Supernanny Jo Frost is back! And this time, she tells TV Times magazine, she wants to help the whole family in new ITV daytime show, Family Matters (Mon-Fri)…

You sound like your voice is breaking a bit!
“My voice has gone – I’ve just finished filming. And I’m mentally and emotionally exhausted.”

Your new series, Family Matters, sees you meeting families with different issues – everything from troublesome teenagers to newly-formed step-families struggling to live in harmony and homes torn apart by affairs…
“There’s such a variety to their stories, so we felt we could really reach out and touch many, many families in Great Britain with this show. We’re helping families that are asking for – and needing – help.”

Are there any particular memorable stories?
“We’ve got a situation where we had a mother who had children with her husband. She left him because she had the courage to come out and say that she was a lesbian, and it’s about how the family can blend with this news and get on. And you have to hope that they’ll take the advice, you hope that they’ll be inspired by what they’ve learnt or heard, and that they feel some sense of relief. I know a lot of them did having this process happen, and had a lot of weight lifted off their shoulders.”

Why did these families come to you?
“These families have lost their way. I feel it will be really helpful for people watching this that they’ll be able to take home the advice that I’m giving and apply it in their own homes.”

Did you ever get emotional while filming?
“There were times when I got overwhelmed. There were times that I was giving advice and I broke down on a few occasions.”

Do you think that’s important?
“I do that with all my families. It’s important to be present, to listen and to be there. I think that’s just who I am as a person. I love my job and I’m really passionate about what I do. I have a lot of empathy. You have to do what you have to do professionally to get them there.”
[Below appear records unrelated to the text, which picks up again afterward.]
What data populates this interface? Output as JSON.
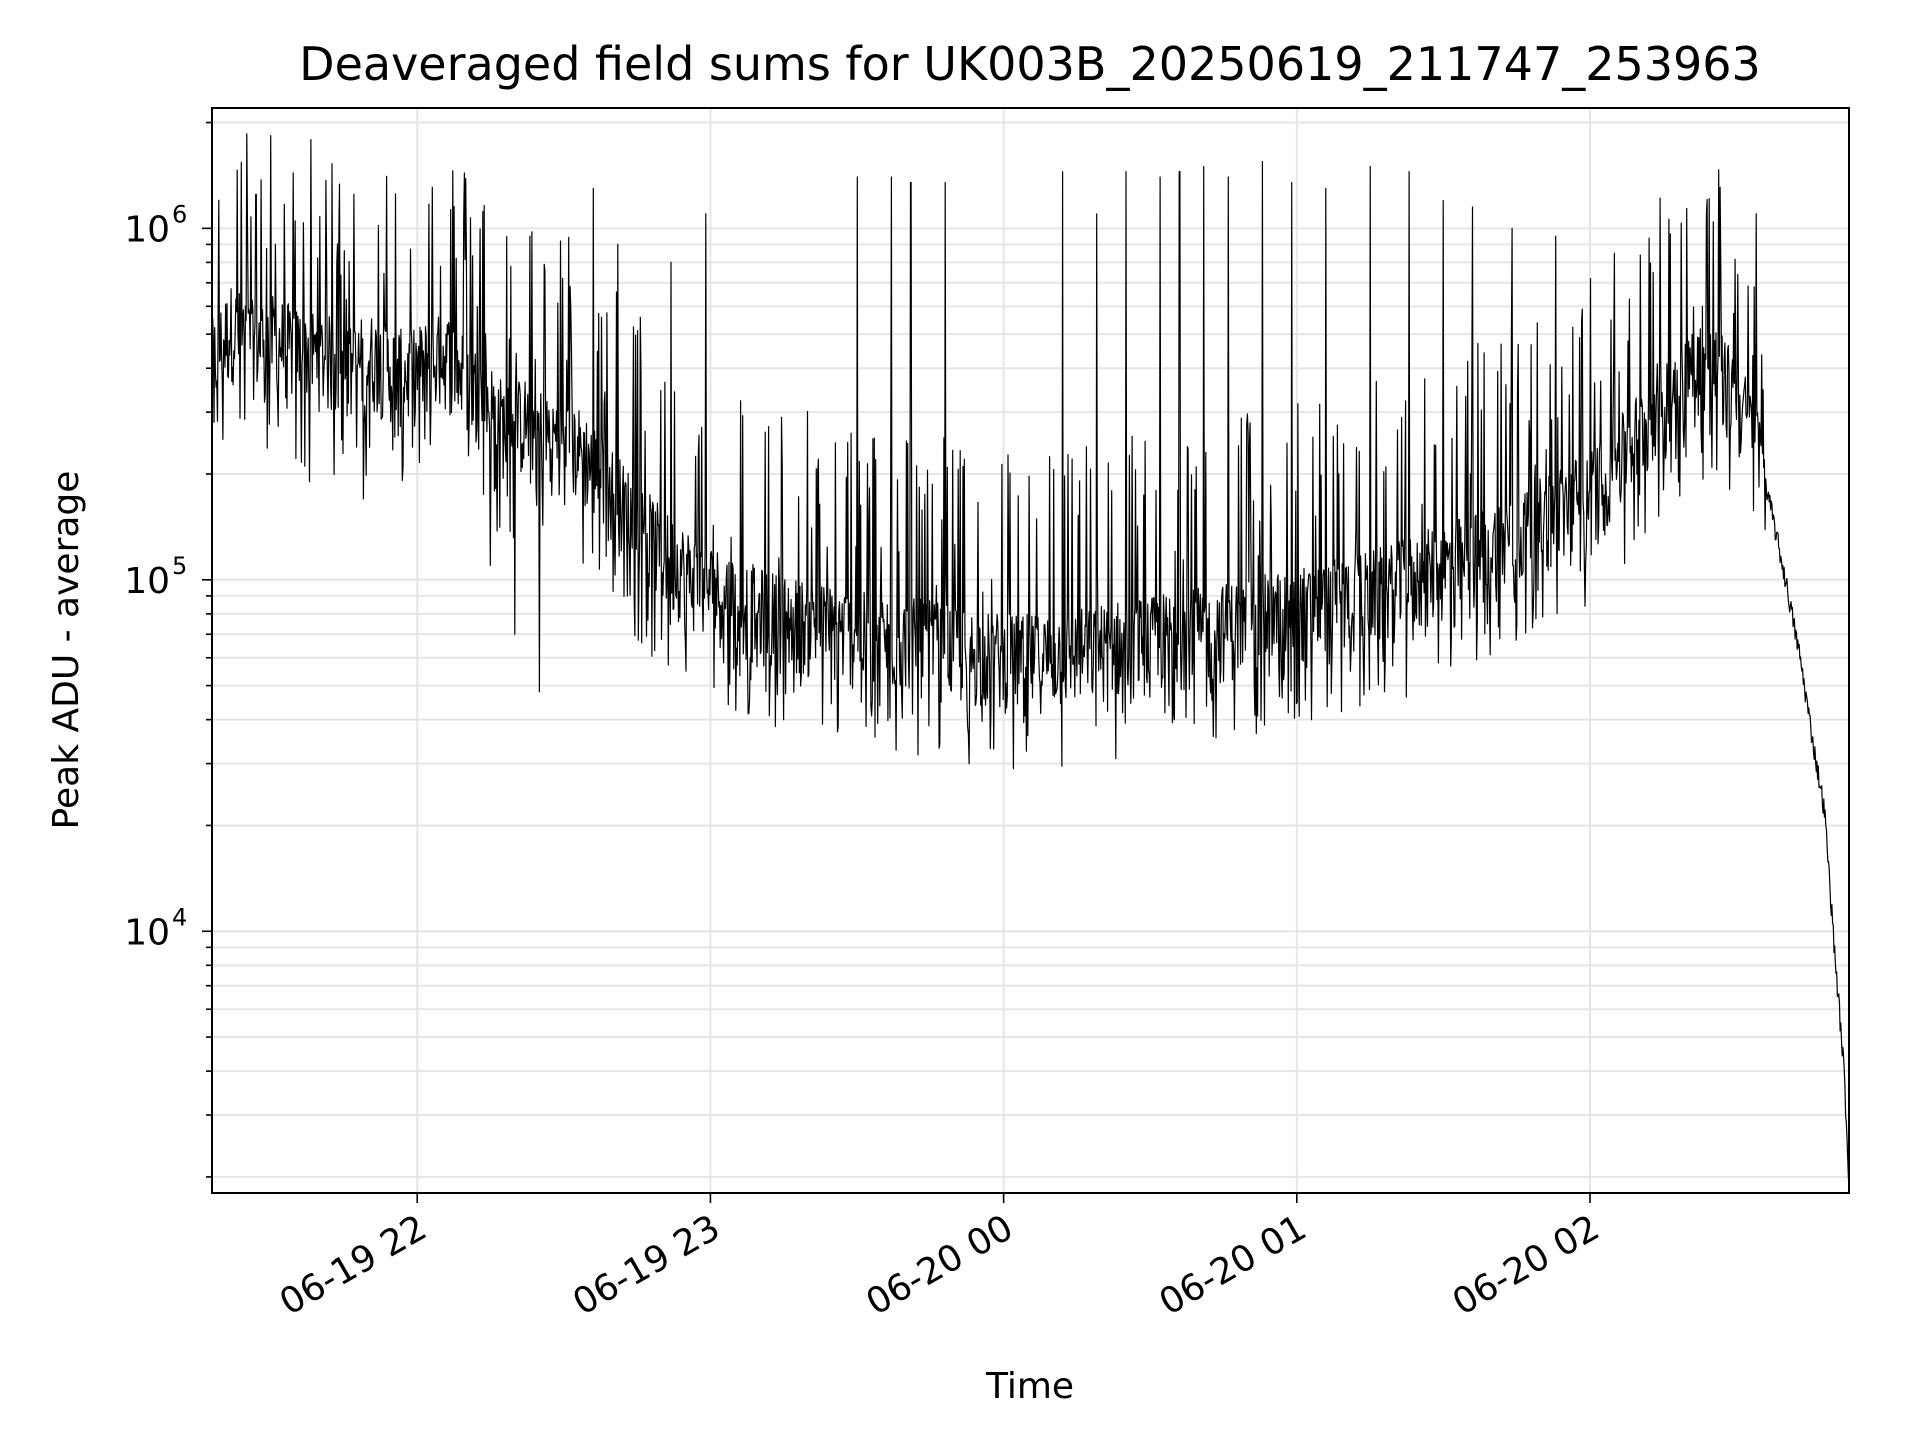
{
  "chart_data": {
    "type": "line",
    "title": "Deaveraged field sums for UK003B_20250619_211747_253963",
    "xlabel": "Time",
    "ylabel": "Peak ADU - average",
    "yscale": "log",
    "grid": true,
    "legend": "none",
    "line_color": "#000000",
    "grid_color": "#e6e6e6",
    "xlim": [
      "2025-06-19T21:18:00",
      "2025-06-20T02:53:00"
    ],
    "ylim": [
      1800,
      2200000
    ],
    "x_ticks": [
      {
        "value": "2025-06-19T22:00:00",
        "label": "06-19 22"
      },
      {
        "value": "2025-06-19T23:00:00",
        "label": "06-19 23"
      },
      {
        "value": "2025-06-20T00:00:00",
        "label": "06-20 00"
      },
      {
        "value": "2025-06-20T01:00:00",
        "label": "06-20 01"
      },
      {
        "value": "2025-06-20T02:00:00",
        "label": "06-20 02"
      }
    ],
    "y_ticks": [
      {
        "value": 10000,
        "base": "10",
        "exp": "4"
      },
      {
        "value": 100000,
        "base": "10",
        "exp": "5"
      },
      {
        "value": 1000000,
        "base": "10",
        "exp": "6"
      }
    ],
    "series": [
      {
        "values": [
          [
            "2025-06-19T21:18:00",
            380000
          ],
          [
            "2025-06-19T21:22:00",
            480000
          ],
          [
            "2025-06-19T21:26:00",
            430000
          ],
          [
            "2025-06-19T21:30:00",
            450000
          ],
          [
            "2025-06-19T21:34:00",
            420000
          ],
          [
            "2025-06-19T21:38:00",
            410000
          ],
          [
            "2025-06-19T21:42:00",
            390000
          ],
          [
            "2025-06-19T21:46:00",
            360000
          ],
          [
            "2025-06-19T21:50:00",
            400000
          ],
          [
            "2025-06-19T21:54:00",
            370000
          ],
          [
            "2025-06-19T21:58:00",
            350000
          ],
          [
            "2025-06-19T22:02:00",
            380000
          ],
          [
            "2025-06-19T22:06:00",
            400000
          ],
          [
            "2025-06-19T22:10:00",
            340000
          ],
          [
            "2025-06-19T22:14:00",
            300000
          ],
          [
            "2025-06-19T22:18:00",
            250000
          ],
          [
            "2025-06-19T22:22:00",
            260000
          ],
          [
            "2025-06-19T22:26:00",
            240000
          ],
          [
            "2025-06-19T22:30:00",
            230000
          ],
          [
            "2025-06-19T22:34:00",
            210000
          ],
          [
            "2025-06-19T22:38:00",
            180000
          ],
          [
            "2025-06-19T22:42:00",
            150000
          ],
          [
            "2025-06-19T22:46:00",
            130000
          ],
          [
            "2025-06-19T22:50:00",
            110000
          ],
          [
            "2025-06-19T22:54:00",
            100000
          ],
          [
            "2025-06-19T22:58:00",
            90000
          ],
          [
            "2025-06-19T23:02:00",
            85000
          ],
          [
            "2025-06-19T23:06:00",
            80000
          ],
          [
            "2025-06-19T23:10:00",
            75000
          ],
          [
            "2025-06-19T23:14:00",
            72000
          ],
          [
            "2025-06-19T23:18:00",
            70000
          ],
          [
            "2025-06-19T23:22:00",
            68000
          ],
          [
            "2025-06-19T23:26:00",
            66000
          ],
          [
            "2025-06-19T23:30:00",
            64000
          ],
          [
            "2025-06-19T23:34:00",
            63000
          ],
          [
            "2025-06-19T23:38:00",
            62000
          ],
          [
            "2025-06-19T23:42:00",
            61000
          ],
          [
            "2025-06-19T23:46:00",
            60000
          ],
          [
            "2025-06-19T23:50:00",
            58000
          ],
          [
            "2025-06-19T23:54:00",
            57000
          ],
          [
            "2025-06-19T23:58:00",
            56000
          ],
          [
            "2025-06-20T00:02:00",
            55000
          ],
          [
            "2025-06-20T00:06:00",
            55000
          ],
          [
            "2025-06-20T00:10:00",
            56000
          ],
          [
            "2025-06-20T00:14:00",
            57000
          ],
          [
            "2025-06-20T00:18:00",
            58000
          ],
          [
            "2025-06-20T00:22:00",
            60000
          ],
          [
            "2025-06-20T00:26:00",
            61000
          ],
          [
            "2025-06-20T00:30:00",
            62000
          ],
          [
            "2025-06-20T00:34:00",
            64000
          ],
          [
            "2025-06-20T00:38:00",
            65000
          ],
          [
            "2025-06-20T00:42:00",
            66000
          ],
          [
            "2025-06-20T00:46:00",
            68000
          ],
          [
            "2025-06-20T00:50:00",
            70000
          ],
          [
            "2025-06-20T00:54:00",
            72000
          ],
          [
            "2025-06-20T00:58:00",
            74000
          ],
          [
            "2025-06-20T01:02:00",
            76000
          ],
          [
            "2025-06-20T01:06:00",
            78000
          ],
          [
            "2025-06-20T01:10:00",
            80000
          ],
          [
            "2025-06-20T01:14:00",
            83000
          ],
          [
            "2025-06-20T01:18:00",
            86000
          ],
          [
            "2025-06-20T01:22:00",
            90000
          ],
          [
            "2025-06-20T01:26:00",
            95000
          ],
          [
            "2025-06-20T01:30:00",
            100000
          ],
          [
            "2025-06-20T01:34:00",
            105000
          ],
          [
            "2025-06-20T01:38:00",
            110000
          ],
          [
            "2025-06-20T01:42:00",
            118000
          ],
          [
            "2025-06-20T01:46:00",
            125000
          ],
          [
            "2025-06-20T01:50:00",
            135000
          ],
          [
            "2025-06-20T01:54:00",
            145000
          ],
          [
            "2025-06-20T01:58:00",
            158000
          ],
          [
            "2025-06-20T02:02:00",
            175000
          ],
          [
            "2025-06-20T02:06:00",
            200000
          ],
          [
            "2025-06-20T02:10:00",
            240000
          ],
          [
            "2025-06-20T02:14:00",
            290000
          ],
          [
            "2025-06-20T02:18:00",
            340000
          ],
          [
            "2025-06-20T02:22:00",
            380000
          ],
          [
            "2025-06-20T02:26:00",
            360000
          ],
          [
            "2025-06-20T02:30:00",
            300000
          ],
          [
            "2025-06-20T02:34:00",
            230000
          ],
          [
            "2025-06-20T02:37:00",
            160000
          ],
          [
            "2025-06-20T02:40:00",
            100000
          ],
          [
            "2025-06-20T02:43:00",
            60000
          ],
          [
            "2025-06-20T02:46:00",
            32000
          ],
          [
            "2025-06-20T02:48:00",
            22000
          ],
          [
            "2025-06-20T02:50:00",
            9000
          ],
          [
            "2025-06-20T02:52:00",
            4000
          ],
          [
            "2025-06-20T02:53:00",
            1900
          ]
        ],
        "spikes": [
          [
            "2025-06-19T21:27:00",
            1250000
          ],
          [
            "2025-06-19T21:31:00",
            900000
          ],
          [
            "2025-06-19T21:35:00",
            1050000
          ],
          [
            "2025-06-19T21:40:00",
            1080000
          ],
          [
            "2025-06-19T21:44:00",
            1000000
          ],
          [
            "2025-06-19T21:47:00",
            1250000
          ],
          [
            "2025-06-19T22:36:00",
            1300000
          ],
          [
            "2025-06-19T22:41:00",
            900000
          ],
          [
            "2025-06-19T22:52:00",
            800000
          ],
          [
            "2025-06-19T22:59:00",
            1100000
          ],
          [
            "2025-06-19T23:30:00",
            1400000
          ],
          [
            "2025-06-19T23:33:00",
            1450000
          ],
          [
            "2025-06-19T23:37:00",
            1400000
          ],
          [
            "2025-06-19T23:41:00",
            1350000
          ],
          [
            "2025-06-19T23:48:00",
            1350000
          ],
          [
            "2025-06-20T00:12:00",
            1450000
          ],
          [
            "2025-06-20T00:19:00",
            1100000
          ],
          [
            "2025-06-20T00:25:00",
            1450000
          ],
          [
            "2025-06-20T00:32:00",
            1400000
          ],
          [
            "2025-06-20T00:36:00",
            1450000
          ],
          [
            "2025-06-20T00:41:00",
            1500000
          ],
          [
            "2025-06-20T00:46:00",
            1400000
          ],
          [
            "2025-06-20T00:53:00",
            1550000
          ],
          [
            "2025-06-20T00:59:00",
            1350000
          ],
          [
            "2025-06-20T01:06:00",
            1300000
          ],
          [
            "2025-06-20T01:15:00",
            1500000
          ],
          [
            "2025-06-20T01:23:00",
            1450000
          ],
          [
            "2025-06-20T01:30:00",
            1200000
          ],
          [
            "2025-06-20T01:36:00",
            1150000
          ],
          [
            "2025-06-20T01:44:00",
            1000000
          ],
          [
            "2025-06-20T01:53:00",
            950000
          ],
          [
            "2025-06-20T02:05:00",
            850000
          ],
          [
            "2025-06-20T02:13:00",
            750000
          ],
          [
            "2025-06-20T02:23:00",
            600000
          ],
          [
            "2025-06-20T02:34:00",
            1100000
          ]
        ],
        "dips": [
          [
            "2025-06-19T21:38:00",
            190000
          ],
          [
            "2025-06-19T21:49:00",
            170000
          ],
          [
            "2025-06-19T22:15:00",
            110000
          ],
          [
            "2025-06-19T22:20:00",
            70000
          ],
          [
            "2025-06-19T22:25:00",
            48000
          ],
          [
            "2025-06-19T22:43:00",
            90000
          ],
          [
            "2025-06-19T22:55:00",
            55000
          ],
          [
            "2025-06-19T23:08:00",
            45000
          ],
          [
            "2025-06-19T23:15:00",
            40000
          ],
          [
            "2025-06-19T23:33:00",
            41000
          ],
          [
            "2025-06-19T23:53:00",
            30000
          ],
          [
            "2025-06-19T23:58:00",
            33000
          ],
          [
            "2025-06-20T00:05:00",
            36000
          ],
          [
            "2025-06-20T00:23:00",
            31000
          ],
          [
            "2025-06-20T00:35:00",
            40000
          ],
          [
            "2025-06-20T00:52:00",
            41000
          ],
          [
            "2025-06-20T01:03:00",
            40000
          ],
          [
            "2025-06-20T01:29:00",
            58000
          ],
          [
            "2025-06-20T01:39:00",
            75000
          ],
          [
            "2025-06-20T01:56:00",
            110000
          ],
          [
            "2025-06-20T02:09:00",
            130000
          ]
        ]
      }
    ]
  }
}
Did presenting Family Matters bring up new challenges for you?
“It was definitely challenging because it’s something completely different, so I was excited about that.”

And how did it feel being in front of a studio audience?
“It’s different because normally I’d be in their homes and I’d be helping them there, whereas this is giving advice and making it happen.”

Do you think a lot of these problems are modern issues?
“Let’s look at what’s happening today. We’ve got families in this country hurting. They’ve been under an enormous amount of strain, pressure and stress from the recession and I just don’t feel like we can live in a society where that ripple effect is not felt on the family as a whole. It would be impossible not to.”

How do you think this is different to The Jeremy Kyle Show?
“Well, I think people need to watch the show. I don’t think you can compare it at all. They’re just two different shows. Mine is based on my expertise – helping families and going into their homes and seeing how they live their lives at home and mediating through those problems to resolve and come out the other end. Jeremy Kyle’s show is his show, and my show is my show. They’re not the same. We both do our own thing, and people will realise that when they see it.”